• Hi all,

    My apologies if this is in the wrong place, or has already been covered. I did a quick search and couldn’t find anything that matched my query.

    I am looking to modify the default text of our site’s “Password Protection page”, and I know it’s possible thanks to this FAQ, but my query is a little more specific. I would like to place a Form I have specially created into the page, to act as a kind of form-gate for us. Essentially a visitor will be required to fill in the form, and I can then forward them the password to progress further into the site.

    For starters, is this even possible? And secondly, assuming it is possible, does anybody know if the confirmation will show properly, or will it freak out slightly due to the nature of the Password Protection page.

    Many thanks for your responses in advance!

Viewing 3 replies - 1 through 3 (of 3 total)
  • Moderator bcworkz

    (@bcworkz)

    You can use the ‘the_password_form’ filter to return any sort of form HTML you want. If you will eventually still let WP verify the password and grant access, the password field when posting to wp-login.php?action=postpass must be named ‘post-password’.

    Before that happens, you could have your initial form post to whatever code page you want that can handle forwarding the password or whatever other actions you want to take. If this code page is to use WP functions, your options of what the form submits to are limited. You can use AJAX, post to a WP page based on a custom template, or post through /wp-admin/admin-post.php. You cannot post to your own PHP code page if you want to use WP functions.
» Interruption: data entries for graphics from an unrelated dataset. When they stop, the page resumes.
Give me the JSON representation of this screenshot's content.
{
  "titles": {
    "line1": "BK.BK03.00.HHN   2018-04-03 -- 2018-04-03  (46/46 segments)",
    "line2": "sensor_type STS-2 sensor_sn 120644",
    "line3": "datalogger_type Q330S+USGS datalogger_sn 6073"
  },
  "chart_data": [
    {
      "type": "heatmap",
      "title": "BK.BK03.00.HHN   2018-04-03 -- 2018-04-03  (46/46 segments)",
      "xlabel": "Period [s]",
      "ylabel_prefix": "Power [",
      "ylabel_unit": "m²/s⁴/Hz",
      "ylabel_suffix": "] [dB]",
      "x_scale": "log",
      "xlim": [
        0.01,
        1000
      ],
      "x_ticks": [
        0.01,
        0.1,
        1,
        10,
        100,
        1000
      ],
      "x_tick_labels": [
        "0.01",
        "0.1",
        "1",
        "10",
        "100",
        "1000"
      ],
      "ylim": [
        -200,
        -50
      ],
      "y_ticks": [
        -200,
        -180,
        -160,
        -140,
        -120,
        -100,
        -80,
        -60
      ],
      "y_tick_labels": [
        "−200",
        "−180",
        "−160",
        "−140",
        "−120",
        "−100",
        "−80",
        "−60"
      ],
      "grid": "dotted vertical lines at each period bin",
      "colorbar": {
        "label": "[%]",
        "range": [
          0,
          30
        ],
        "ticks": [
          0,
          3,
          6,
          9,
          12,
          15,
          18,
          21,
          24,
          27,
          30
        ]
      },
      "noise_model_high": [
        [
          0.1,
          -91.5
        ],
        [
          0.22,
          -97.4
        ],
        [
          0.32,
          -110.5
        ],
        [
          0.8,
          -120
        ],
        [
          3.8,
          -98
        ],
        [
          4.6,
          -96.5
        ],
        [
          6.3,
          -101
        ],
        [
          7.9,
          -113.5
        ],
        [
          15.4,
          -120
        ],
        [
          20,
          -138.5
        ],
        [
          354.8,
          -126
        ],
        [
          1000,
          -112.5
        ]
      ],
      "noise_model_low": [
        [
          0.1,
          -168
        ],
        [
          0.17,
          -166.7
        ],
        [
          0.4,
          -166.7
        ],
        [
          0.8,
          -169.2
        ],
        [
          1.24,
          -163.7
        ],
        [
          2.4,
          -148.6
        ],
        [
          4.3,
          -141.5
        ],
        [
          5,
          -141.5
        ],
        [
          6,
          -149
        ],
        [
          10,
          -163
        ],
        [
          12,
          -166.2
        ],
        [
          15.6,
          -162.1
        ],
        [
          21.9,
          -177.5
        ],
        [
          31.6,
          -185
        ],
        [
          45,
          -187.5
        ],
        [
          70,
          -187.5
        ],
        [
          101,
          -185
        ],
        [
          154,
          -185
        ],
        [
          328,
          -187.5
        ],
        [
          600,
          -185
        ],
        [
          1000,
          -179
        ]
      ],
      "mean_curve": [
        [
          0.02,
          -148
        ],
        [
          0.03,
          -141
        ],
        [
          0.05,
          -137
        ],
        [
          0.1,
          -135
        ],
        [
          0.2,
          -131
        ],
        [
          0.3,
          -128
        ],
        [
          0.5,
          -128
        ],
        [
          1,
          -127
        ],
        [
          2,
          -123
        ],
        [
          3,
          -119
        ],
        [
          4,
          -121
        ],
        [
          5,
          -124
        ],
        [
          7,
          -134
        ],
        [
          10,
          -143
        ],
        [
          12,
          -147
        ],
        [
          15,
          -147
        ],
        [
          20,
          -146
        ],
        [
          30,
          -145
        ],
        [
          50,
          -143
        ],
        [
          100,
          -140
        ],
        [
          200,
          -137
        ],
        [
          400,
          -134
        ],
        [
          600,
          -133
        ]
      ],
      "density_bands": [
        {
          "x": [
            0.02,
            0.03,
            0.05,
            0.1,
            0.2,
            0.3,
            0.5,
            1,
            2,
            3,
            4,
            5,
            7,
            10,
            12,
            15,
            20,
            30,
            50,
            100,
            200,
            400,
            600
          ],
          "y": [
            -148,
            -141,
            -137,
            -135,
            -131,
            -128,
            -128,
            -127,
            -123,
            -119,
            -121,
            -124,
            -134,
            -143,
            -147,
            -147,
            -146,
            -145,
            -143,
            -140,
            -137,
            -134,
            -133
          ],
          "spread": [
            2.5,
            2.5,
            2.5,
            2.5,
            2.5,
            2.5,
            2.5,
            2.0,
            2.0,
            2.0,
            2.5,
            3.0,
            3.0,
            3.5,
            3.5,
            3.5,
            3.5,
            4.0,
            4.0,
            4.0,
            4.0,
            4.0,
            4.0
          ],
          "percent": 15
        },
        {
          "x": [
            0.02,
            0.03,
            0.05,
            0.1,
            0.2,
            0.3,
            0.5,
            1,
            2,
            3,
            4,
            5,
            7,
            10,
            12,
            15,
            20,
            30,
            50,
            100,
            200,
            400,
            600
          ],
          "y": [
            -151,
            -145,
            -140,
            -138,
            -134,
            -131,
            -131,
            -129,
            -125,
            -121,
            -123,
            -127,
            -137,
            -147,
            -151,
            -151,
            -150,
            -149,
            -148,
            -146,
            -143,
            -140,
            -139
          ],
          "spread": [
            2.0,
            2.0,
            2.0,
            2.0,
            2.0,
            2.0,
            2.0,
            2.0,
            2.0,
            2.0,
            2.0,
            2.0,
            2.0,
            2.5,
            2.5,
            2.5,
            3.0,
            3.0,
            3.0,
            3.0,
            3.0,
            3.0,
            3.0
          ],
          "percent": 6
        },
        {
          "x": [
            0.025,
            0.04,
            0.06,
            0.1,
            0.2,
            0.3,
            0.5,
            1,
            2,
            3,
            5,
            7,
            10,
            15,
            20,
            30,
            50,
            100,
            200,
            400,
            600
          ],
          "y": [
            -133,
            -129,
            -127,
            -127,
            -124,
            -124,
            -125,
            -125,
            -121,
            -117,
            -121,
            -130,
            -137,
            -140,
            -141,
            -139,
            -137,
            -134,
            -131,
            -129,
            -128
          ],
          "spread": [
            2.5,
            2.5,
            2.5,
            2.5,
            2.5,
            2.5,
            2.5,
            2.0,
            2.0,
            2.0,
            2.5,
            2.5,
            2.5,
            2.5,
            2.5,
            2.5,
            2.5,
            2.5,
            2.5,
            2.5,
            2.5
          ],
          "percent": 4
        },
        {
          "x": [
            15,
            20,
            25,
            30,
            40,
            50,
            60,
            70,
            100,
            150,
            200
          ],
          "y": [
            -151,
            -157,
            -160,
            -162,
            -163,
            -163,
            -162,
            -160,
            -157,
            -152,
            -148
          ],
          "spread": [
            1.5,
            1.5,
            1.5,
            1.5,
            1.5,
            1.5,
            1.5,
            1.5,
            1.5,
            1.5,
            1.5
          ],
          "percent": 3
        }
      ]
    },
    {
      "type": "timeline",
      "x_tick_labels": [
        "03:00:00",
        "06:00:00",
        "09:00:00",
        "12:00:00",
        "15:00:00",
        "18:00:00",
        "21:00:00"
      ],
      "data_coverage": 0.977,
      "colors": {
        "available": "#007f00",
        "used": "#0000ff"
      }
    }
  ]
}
    As long as you conform to these guidelines, there will not be any freaking out on WP’s behalf ??

    Thread Starter jonrolph

    (@jonrolph)

    bcworkz,

    Thank you for your response. Just to clarify, those instructions will allow me to replace the Excerpt with a custom made Gravity Form (I realise that I didn’t clarify what type of Form it was) successfully?

    Moderator bcworkz

    (@bcworkz)

    I’m not familiar with gravity forms, but yes, I believe the filter hook can return a gravity form. I assume the forms normally appear through the use of a shortcode? Then your filter callback can get the form with something like $form = do_shortcode('[gravity_form id=3]'); My shortcode syntax is merely a guess, but the overall concept is valid.

    I’m guessing gravity forms send form submits as emails, or can the submits go to a code page, or either or? If it delivers emails where you collect the information, then send the user the password, you would need to actually send a link with a specific URL parameter so your filter callback can decide whether it should return the initial gravity form or return the default password field.
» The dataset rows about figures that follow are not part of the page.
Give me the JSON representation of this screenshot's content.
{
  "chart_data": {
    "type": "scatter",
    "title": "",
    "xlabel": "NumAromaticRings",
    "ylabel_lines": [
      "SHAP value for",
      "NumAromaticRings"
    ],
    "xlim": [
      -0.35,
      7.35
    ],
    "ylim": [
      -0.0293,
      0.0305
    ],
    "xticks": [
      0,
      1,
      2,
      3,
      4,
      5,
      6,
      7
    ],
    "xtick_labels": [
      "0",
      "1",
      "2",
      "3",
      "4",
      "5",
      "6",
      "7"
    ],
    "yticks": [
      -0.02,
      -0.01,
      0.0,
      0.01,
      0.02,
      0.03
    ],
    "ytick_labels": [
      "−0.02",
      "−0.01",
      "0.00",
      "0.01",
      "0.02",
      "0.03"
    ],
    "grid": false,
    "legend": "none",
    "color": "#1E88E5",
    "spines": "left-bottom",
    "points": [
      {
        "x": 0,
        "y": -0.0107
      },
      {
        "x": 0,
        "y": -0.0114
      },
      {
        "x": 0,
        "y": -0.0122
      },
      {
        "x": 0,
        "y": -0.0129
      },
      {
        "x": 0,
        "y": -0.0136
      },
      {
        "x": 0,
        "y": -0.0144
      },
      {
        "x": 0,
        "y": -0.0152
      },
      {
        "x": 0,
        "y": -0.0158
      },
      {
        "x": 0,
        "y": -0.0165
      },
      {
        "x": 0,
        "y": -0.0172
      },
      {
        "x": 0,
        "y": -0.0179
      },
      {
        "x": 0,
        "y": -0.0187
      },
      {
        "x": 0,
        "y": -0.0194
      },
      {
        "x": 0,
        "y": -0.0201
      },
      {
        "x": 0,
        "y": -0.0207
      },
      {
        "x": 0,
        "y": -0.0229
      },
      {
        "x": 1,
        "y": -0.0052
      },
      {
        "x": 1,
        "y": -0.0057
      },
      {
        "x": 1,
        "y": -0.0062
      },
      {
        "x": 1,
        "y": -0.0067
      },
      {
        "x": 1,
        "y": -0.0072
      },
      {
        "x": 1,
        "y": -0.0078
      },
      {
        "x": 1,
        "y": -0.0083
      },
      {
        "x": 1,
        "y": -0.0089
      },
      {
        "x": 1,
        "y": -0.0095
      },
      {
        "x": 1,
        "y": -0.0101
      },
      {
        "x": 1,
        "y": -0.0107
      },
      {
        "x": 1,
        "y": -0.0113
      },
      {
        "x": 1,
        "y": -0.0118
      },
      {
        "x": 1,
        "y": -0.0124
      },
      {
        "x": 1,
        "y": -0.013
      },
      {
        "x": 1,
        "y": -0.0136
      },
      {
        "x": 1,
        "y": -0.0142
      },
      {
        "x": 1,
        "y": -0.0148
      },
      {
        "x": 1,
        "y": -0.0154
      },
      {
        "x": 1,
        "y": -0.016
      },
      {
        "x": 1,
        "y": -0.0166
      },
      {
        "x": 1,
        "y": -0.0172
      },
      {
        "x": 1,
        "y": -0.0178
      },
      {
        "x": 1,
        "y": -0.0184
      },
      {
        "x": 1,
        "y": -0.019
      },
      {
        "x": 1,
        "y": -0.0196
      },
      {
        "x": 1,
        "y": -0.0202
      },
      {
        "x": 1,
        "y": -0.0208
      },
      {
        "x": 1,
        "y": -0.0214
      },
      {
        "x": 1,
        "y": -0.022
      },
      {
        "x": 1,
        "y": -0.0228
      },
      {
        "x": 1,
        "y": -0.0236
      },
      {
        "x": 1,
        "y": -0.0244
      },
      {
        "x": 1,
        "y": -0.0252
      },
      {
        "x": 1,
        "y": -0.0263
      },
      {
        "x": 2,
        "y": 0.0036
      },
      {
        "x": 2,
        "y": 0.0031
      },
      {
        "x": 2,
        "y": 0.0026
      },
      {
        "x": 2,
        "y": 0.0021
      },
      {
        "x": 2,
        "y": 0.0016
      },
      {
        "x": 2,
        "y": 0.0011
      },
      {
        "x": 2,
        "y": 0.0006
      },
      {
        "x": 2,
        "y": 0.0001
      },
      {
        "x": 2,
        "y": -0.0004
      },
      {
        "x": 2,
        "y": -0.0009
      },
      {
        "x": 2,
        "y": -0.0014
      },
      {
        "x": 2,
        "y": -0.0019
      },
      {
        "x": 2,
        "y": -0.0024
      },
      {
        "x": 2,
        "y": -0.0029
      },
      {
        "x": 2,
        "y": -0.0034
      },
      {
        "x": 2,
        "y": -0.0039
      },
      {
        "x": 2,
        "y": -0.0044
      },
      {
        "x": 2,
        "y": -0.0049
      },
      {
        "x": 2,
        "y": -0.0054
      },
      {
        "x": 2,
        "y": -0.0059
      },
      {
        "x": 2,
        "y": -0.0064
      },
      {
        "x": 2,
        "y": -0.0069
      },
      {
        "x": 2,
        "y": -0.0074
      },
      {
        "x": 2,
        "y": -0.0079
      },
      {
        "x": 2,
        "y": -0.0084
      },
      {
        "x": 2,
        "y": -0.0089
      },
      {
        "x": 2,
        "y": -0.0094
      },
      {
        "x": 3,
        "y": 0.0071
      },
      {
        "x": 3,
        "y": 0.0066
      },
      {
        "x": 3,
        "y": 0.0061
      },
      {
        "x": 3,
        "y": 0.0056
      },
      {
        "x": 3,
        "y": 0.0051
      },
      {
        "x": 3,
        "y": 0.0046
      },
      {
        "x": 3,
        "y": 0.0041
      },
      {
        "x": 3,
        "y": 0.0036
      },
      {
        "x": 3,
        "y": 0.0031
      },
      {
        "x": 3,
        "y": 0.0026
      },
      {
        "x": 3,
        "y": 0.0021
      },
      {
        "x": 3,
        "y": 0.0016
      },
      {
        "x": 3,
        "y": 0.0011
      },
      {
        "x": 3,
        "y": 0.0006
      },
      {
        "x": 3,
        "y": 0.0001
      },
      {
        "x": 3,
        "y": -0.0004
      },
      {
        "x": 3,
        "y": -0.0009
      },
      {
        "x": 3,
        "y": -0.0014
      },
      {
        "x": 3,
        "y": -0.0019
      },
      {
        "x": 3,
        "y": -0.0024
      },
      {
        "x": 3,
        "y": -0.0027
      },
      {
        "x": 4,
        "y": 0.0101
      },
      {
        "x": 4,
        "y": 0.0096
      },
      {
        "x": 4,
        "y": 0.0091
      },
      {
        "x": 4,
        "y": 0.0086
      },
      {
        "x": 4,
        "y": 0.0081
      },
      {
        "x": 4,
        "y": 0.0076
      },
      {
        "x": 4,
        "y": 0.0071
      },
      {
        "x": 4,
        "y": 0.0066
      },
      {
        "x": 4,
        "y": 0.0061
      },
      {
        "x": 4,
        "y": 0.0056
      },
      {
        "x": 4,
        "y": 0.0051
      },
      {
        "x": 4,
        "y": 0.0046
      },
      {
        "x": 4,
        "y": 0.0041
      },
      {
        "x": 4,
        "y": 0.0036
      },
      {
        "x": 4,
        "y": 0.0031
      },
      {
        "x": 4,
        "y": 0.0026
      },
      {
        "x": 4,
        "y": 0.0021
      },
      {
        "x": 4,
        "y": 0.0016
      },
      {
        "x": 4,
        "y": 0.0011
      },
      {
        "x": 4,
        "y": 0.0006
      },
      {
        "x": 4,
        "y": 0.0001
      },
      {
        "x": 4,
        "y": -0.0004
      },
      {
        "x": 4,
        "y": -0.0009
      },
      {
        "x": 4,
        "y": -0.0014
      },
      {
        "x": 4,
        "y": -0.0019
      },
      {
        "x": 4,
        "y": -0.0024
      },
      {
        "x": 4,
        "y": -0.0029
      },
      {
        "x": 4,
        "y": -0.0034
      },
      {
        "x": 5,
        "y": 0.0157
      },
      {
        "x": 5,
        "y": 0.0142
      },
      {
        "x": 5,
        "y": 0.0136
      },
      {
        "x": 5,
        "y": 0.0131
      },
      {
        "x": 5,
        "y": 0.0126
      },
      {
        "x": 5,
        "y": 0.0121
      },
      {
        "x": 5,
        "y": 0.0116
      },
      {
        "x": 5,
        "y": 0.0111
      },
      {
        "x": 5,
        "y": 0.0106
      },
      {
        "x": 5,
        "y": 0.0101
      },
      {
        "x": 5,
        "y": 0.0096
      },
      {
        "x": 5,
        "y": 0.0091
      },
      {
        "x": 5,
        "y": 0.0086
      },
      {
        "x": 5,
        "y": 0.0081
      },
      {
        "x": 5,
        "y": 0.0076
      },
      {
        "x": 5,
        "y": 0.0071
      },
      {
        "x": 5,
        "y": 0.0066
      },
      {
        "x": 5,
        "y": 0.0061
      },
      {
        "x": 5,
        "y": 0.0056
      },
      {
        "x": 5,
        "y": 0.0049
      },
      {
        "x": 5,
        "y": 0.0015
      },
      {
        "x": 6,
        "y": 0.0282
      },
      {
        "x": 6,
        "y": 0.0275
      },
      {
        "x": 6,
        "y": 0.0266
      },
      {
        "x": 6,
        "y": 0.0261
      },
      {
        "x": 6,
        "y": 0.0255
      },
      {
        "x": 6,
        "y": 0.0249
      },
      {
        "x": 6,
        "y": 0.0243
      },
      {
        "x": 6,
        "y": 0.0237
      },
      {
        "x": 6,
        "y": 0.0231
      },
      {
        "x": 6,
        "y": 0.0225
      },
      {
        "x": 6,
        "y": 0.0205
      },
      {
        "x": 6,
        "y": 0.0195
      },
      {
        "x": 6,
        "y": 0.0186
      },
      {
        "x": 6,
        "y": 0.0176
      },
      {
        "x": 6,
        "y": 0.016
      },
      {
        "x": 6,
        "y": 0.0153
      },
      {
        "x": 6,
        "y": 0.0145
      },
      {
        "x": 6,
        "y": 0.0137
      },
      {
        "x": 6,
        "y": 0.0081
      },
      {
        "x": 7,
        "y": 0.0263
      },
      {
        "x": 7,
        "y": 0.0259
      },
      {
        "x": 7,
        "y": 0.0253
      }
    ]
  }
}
    It may be possible to have a two part gravity form with both a password field and the initial data fields. If the user has a password, they only need to fill in the one field. Some JavaScript will be necessary to change what happens to the form submit should the user use the password field, you do not want that sent as an email!

    If you’re going to be sending links instead of just passwords, it’d be even nicer to have the link simply deliver the content without having to enter a password. For this to work, I think you need a custom variation of the_content() that checks for a security token instead of a password. I don’t see anyway for the usual post_password_required() to work off an URL parameter, it’s cookie based only.